EL REY A POR UVAS
DAVID TORRES
Me perdí el
comienzo del mensaje navideño del rey porque estaba viendo el primer capítulo
de The Witcher, la nueva teleserie de Netflix, y no me di cuenta del cambio de
canal: apenas alcanzaba a distinguir la brujería heroica de Geralt de Rivia de
la fantasía borbónica de Felipe VI. En cierto modo mi confusión era
comprensible, puesto que ambos personajes tienen muchas más cosas en común de
lo que parece, desde los orígenes mitológicos hasta los extraños poderes que
los adornan, sin contar con que ambos protagonizan sendas sagas de lo más
anacrónico. Poco a poco, y a pesar de la corbata, nos vamos acostumbrando al
eterno retorno de la Edad Media.
El discurso real
sonaba, en efecto, a ensalmo, a encantamiento reforzado mediante esos
peculiares gestos de las manos con que el rey se dirige a sus súbditos,
animando sus palabras mediante pases mágicos. Detrás, oculta al estilo de un
grimorio medieval, reposaba la Constitución, ese libro fundacional que guarda
artículos esenciales como la integridad territorial o la inviolabilidad del
monarca, y artículos de broma como la igualdad ante la ley, el derecho al
trabajo o el derecho a la vivienda.
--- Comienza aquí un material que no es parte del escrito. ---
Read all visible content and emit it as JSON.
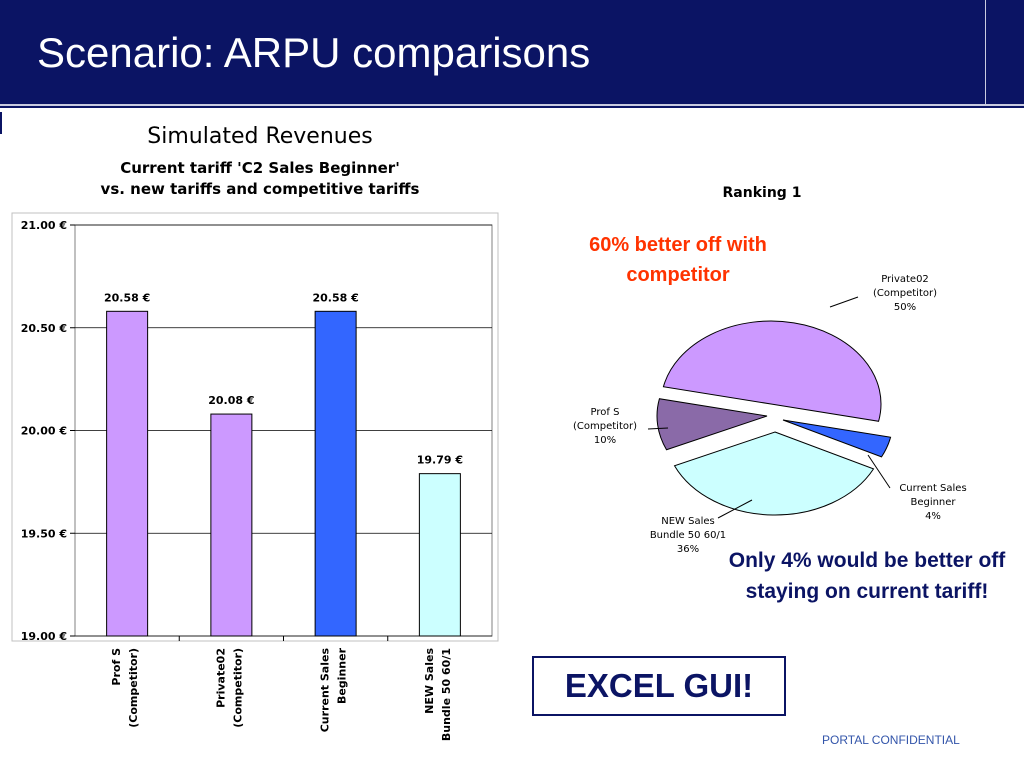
{
  "slide": {
    "title": "Scenario: ARPU comparisons",
    "annotation_red": "60% better off with competitor",
    "annotation_blue": "Only 4% would be better off staying on current tariff!",
    "excel_label": "EXCEL GUI!",
    "footer": "PORTAL CONFIDENTIAL"
  },
  "chart_data": [
    {
      "type": "bar",
      "title": "Simulated Revenues",
      "subtitle_lines": [
        "Current tariff 'C2 Sales Beginner'",
        "vs. new tariffs and competitive tariffs"
      ],
      "categories": [
        [
          "Prof S",
          "(Competitor)"
        ],
        [
          "Private02",
          "(Competitor)"
        ],
        [
          "Current Sales",
          "Beginner"
        ],
        [
          "NEW Sales",
          "Bundle 50 60/1"
        ]
      ],
      "values": [
        20.58,
        20.08,
        20.58,
        19.79
      ],
      "value_labels": [
        "20.58 €",
        "20.08 €",
        "20.58 €",
        "19.79 €"
      ],
      "colors": [
        "#cc99ff",
        "#cc99ff",
        "#3366ff",
        "#ccffff"
      ],
      "ylim": [
        19.0,
        21.0
      ],
      "yticks": [
        19.0,
        19.5,
        20.0,
        20.5,
        21.0
      ],
      "ytick_labels": [
        "19.00 €",
        "19.50 €",
        "20.00 €",
        "20.50 €",
        "21.00 €"
      ],
      "grid": true
    },
    {
      "type": "pie",
      "title": "Ranking 1",
      "slices": [
        {
          "label": [
            "Private02",
            "(Competitor)",
            "50%"
          ],
          "value": 50,
          "color": "#cc99ff"
        },
        {
          "label": [
            "Current Sales",
            "Beginner",
            "4%"
          ],
          "value": 4,
          "color": "#3366ff"
        },
        {
          "label": [
            "NEW Sales",
            "Bundle 50 60/1",
            "36%"
          ],
          "value": 36,
          "color": "#ccffff"
        },
        {
          "label": [
            "Prof S",
            "(Competitor)",
            "10%"
          ],
          "value": 10,
          "color": "#8a6aa8"
        }
      ]
    }
  ]
}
Los repetidos “valores sobre los que
fundamentar nuestra convivencia” consisten en la bandera rojigualda, el himno y
el carné; lo de comer caliente y vivir bajo techo son chistes que los padres de
la Constitución metieron para distraerse y pasar el rato.
Cuando habla del
orden constitucional, Felipe VI, lo mismo que su antecesor en el cargo, se
refiere casi siempre a los artículos citados en primer lugar, casi nunca a ese
embrollo de la casa, el curro, la sanidad y la educación, salvo en menciones
puntuales al desempleo y a la difícil situación en que viven algunos
compatriotas. Problemas que en realidad afectan a millones de españoles y de
los que el rey habla de oídas, igual que esos dragones marinos que los
cartógrafos imaginativos pintaban al borde de los mapas con la leyenda: “Más
allá hay monstruos”.
Entre esos
problemas el rey mencionó, al final y casi de pasada, el conflicto catalán. Lo
hizo al término de una concatenación copulativa con una fórmula que sonaba
también muy solemne y muy antigua: “Y, desde luego, Cataluña”. A la mención de
Cataluña como tópico navideño nos hemos acostumbrado ya en los últimos años del
mismo modo que al turrón, los alfajores y esos polvorones que se quedan al
fondo de la bandeja y que no quiere nadie. Problema -el de los polvorones
revenidos, el turrón duro y la independencia atascada- que se soluciona
aparcándolo hasta las próximas navidades, en las que volverán a disfrutar de su
minuto de gloria.
Tras ello siguió el
inevitable cúmulo de obviedades, simplezas y trivialidades típicas de un
discurso navideño, tan inanes y protocolarias como los deseos de buena voluntad
o las felicitaciones del vecino en la escalera. Realidad y realeza parecen
compartir la misma raíz pero sólo se trata de una ilusión semántica. Si a
muchos de ustedes les molesta la pesadez y la reiteración de un mensaje
repetido año tras año, imagínense al rey, que tiene que decirlo. Mientras le
oía discursear en diferido, sobrio hasta las trancas, me acordé de la única vez
que vi a Andrezj Sapkowski, el autor polaco de la saga de espada y brujería en
que se basa The Witcher. Fue en el tren de la Semana Negra, un año que
prohibieron las bebidas alcohólicas para impedir que los escritores llegáramos
borrachos perdidos a Gijón, como es costumbre. Sapkowski pidió un refresco de
naranja y luego le dijo al traductor que preguntara por ahí si alguien podía
echarle un poco de colonia en el vaso, a ver si animaba un poco el cotarro.